How To Become a Data Engineer
The demand for data engineers is growing rapidly. According to hired.com, the demand has increased by 45% in 2019. The median salary for Data Engineers in SF Bay Area is around $160k. So the question is: how to become a data engineer?
What Data Engineering is
Data engineering is closely related to data as you can see from its name. But if data analytics usually means extracting insights from existing data, data engineering means the process of building infrastructure to deliver, store and process the data. According to The AI Hierarchy of Needs, the data engineering process is located at the very bottom: Collect, Move & Store, Data Preparation. So if your organization wants to be data/AI-driven then they should hire/train data engineers.
But what data engineers actually do? The amount of data is growing rapidly every single day. We are contemplating the new era where everybody can do content from their mobile phone and other gadgets. Even small devices are connected to the Internet. Data engineers from the past were responsible for writing complex SQL queries, building ETL (extract, transform & load) processes using big enterprise tools like Informatica ETL, Pentaho ETL, Talend, etc. But now the market demands a broader skillset. If you want to work as a data engineer you need to have:
- Intermediate knowledge of SQL and Python
- Experience working with cloud providers like AWS, Azure, or GCP
- The knowledge of Java/Scala is a big plus
- Understanding SQL/NoSQL databases (data modeling, data warehousing, performance optimization)
The skillset is very similar to what Backend engineers usually know.
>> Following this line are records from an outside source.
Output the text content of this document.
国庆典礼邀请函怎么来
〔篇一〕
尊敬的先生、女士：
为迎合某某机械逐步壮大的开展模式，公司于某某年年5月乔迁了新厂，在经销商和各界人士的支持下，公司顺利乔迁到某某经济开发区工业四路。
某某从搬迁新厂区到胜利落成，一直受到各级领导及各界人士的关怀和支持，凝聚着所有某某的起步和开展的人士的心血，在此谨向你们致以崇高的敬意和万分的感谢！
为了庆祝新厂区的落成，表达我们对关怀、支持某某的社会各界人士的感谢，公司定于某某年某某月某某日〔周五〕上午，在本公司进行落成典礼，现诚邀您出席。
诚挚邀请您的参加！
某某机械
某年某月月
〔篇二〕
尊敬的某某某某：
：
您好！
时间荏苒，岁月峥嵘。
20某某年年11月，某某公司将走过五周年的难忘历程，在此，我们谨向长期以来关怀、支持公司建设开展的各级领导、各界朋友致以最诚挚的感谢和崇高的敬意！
In reality, if an organization is growing in terms of data the ideal candidate to transform into a data engineer is a backend engineer.
The particular technologies and tools could differ due to company size, data volumes, and data velocity. If we look at the FAANG for example, they usually require:
- Knowledge of Python, Java, or Scala
- Experience working with Big data tools like Apache Hadoop, Kafka, and Spark
- Solid knowledge of algorithms and data structures
- Understanding of distributed systems
- Experience with Business Intelligence tools like Tableau, QlikView, Looker, or Superset
Data Engineer's Skillset
Data engineering is an engineering area that is why the knowledge of computer science fundamentals is required, especially the understanding of most popular algorithms and data structures (Hello Mr. Cormen!).
Because data engineers deal with the data on a daily basis understanding how databases work is a huge plus. For example, the most popular SQL databases like SQLite, PostgreSQL, MySQL use B-Tree data structure under the hood.
Algorithms & Data Structures
If you prefer video courses I would recommend looking at the Data Structures and Algorithms Specialization. I took these courses and think they are quite good as a starting point.
Speaking about talks I would highly recommend taking a look at Alex Petrov's presentation called What Every Programmer has to know about Database Storage:
Alex has a great series of posts related to databases:
- On Disk IO, Part 1: Flavors of IO
- On Disk IO, Part 2: More Flavours of IO
- On Disk IO, Part 3: LSM Trees
- On Disk IO, Part 4: B-Trees and RUM Conjecture
- On Disk IO, Part 5: Access Patterns in LSM Trees
Courses, video presentations are good but what about books? I would recommend the only book by Thomas Cormen and friends called Introduction to Algorithms. The most comprehensive reference on algorithms and data structures. To practice and strengthen your knowledge go to leetcode.com and start solving problems. Practice makes perfect.
Databases are great, Carnegie Mellon University uploads their lessons to Youtube:
SQL — the lingua franca for databases
SQL was developed back in the 70s and still is the most popular language to work with data. Periodically some experts claim that SQL is going to die very soon, but it is still alive despite many rumors. I think we will stick to SQL for another decade or two (or even more). If you look at the modern and popular databases you will see that almost all of them support SQL:
- PostgreSQL, MySQL, MS SQL Server, Oracle DB
- Amazon Redshift, Apache Druid, Yandex ClickHouse
- HP Vertica, Greenplum
In a big data ecosystem, there are many different SQL engines: Presto (Trino), Hive, Impala, etc. I would highly recommend investing some time to master SQL.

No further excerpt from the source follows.